184. oda. Allah'ım yine mi bu oda! Bu odanın uğursuzluğuna benden başka inanan yok. Baş hemşire Aysun ablaya ne zaman söylesem abarttığımı söylüyor. Ama inanın bana buraya geldiğim kısa süre içinde o odadan sağ çıkanı görmedim. Lanetli gibi bi yer. O kadar oda içinde 184. olana geldiyse bu hasta kesinlikle şanssız. Göz ucuyla odaya giren çıkan doktorlara bakarken aynı zamanda not alıyordum.
"Sera! " Aysun abla seslenir seslenmez bir hastayla ilgili aldığım notu bırakıp yanına koştum. "Benimle gel. 184'e gidiyoruz. Kaza vakası. Gelen hastanın iki kolu ve bir bacağı felçli. Henüz geçici olup olmadığı saptanamadı."
'Yazık' diye geçirdim içimden. Tabi sonra toparlandım. Insanlara acımak yok. Bağ kurmak yok. Acımak yok derken o anlamda değil. Acımasız,gaddar biri olmak değil yani. Insanlara acımak onlara yapılabilecek en kötü şey. Acıyarak bakmak... Küçümsemekten daha kötü. O yüzden acımak yok Sera. Ve tabiki hastalarla duygusal bağ kurmak yok. Çünkü 'buraya gelen herkes için üzülürsen seni psikoloğa götürmek gerekir' der Aysun abla. Ben daha alışamadım tabiki. Küçük bi çocuğa iğne yaparken bile içim acıyor benim o ağlayışına. Ama insanları iyileştirmek istiyorum. Tamam doktor değilim zaten sağlık meslek lisesi kazandığıma göre olamam da, kapasitem yetersiz ama insanlara bu şekilde de olsa yardım etmek istiyorum. Halimden memnunum. Sonuçta stajım bitince yarı zamanlı gelmek yerine tamamen burada olacağım.

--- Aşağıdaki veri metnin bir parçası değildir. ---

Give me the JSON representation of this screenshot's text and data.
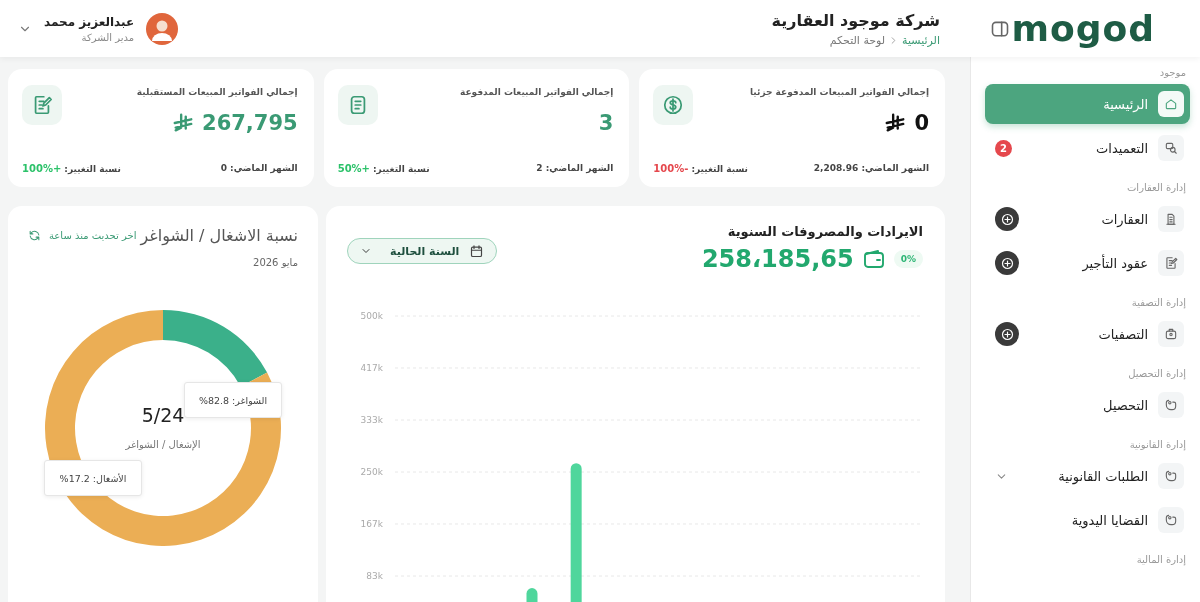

Odaya girer girmez yatakta yatan çocuğa hayranlıkla baktım. O hasta olmak için.. Fazla mükemmeldi. Kumral saçları ve bronz bi teni vardı. Tam olarak incelemesem bile çekiciydi. Ayrıca çok gençti. Genç olması hasta olamayacağı anlamına gelmez diyebilirsiniz ama 184'ten bahsediyoruz. Buraya 60'tan gencini getirdiklerini görmedim.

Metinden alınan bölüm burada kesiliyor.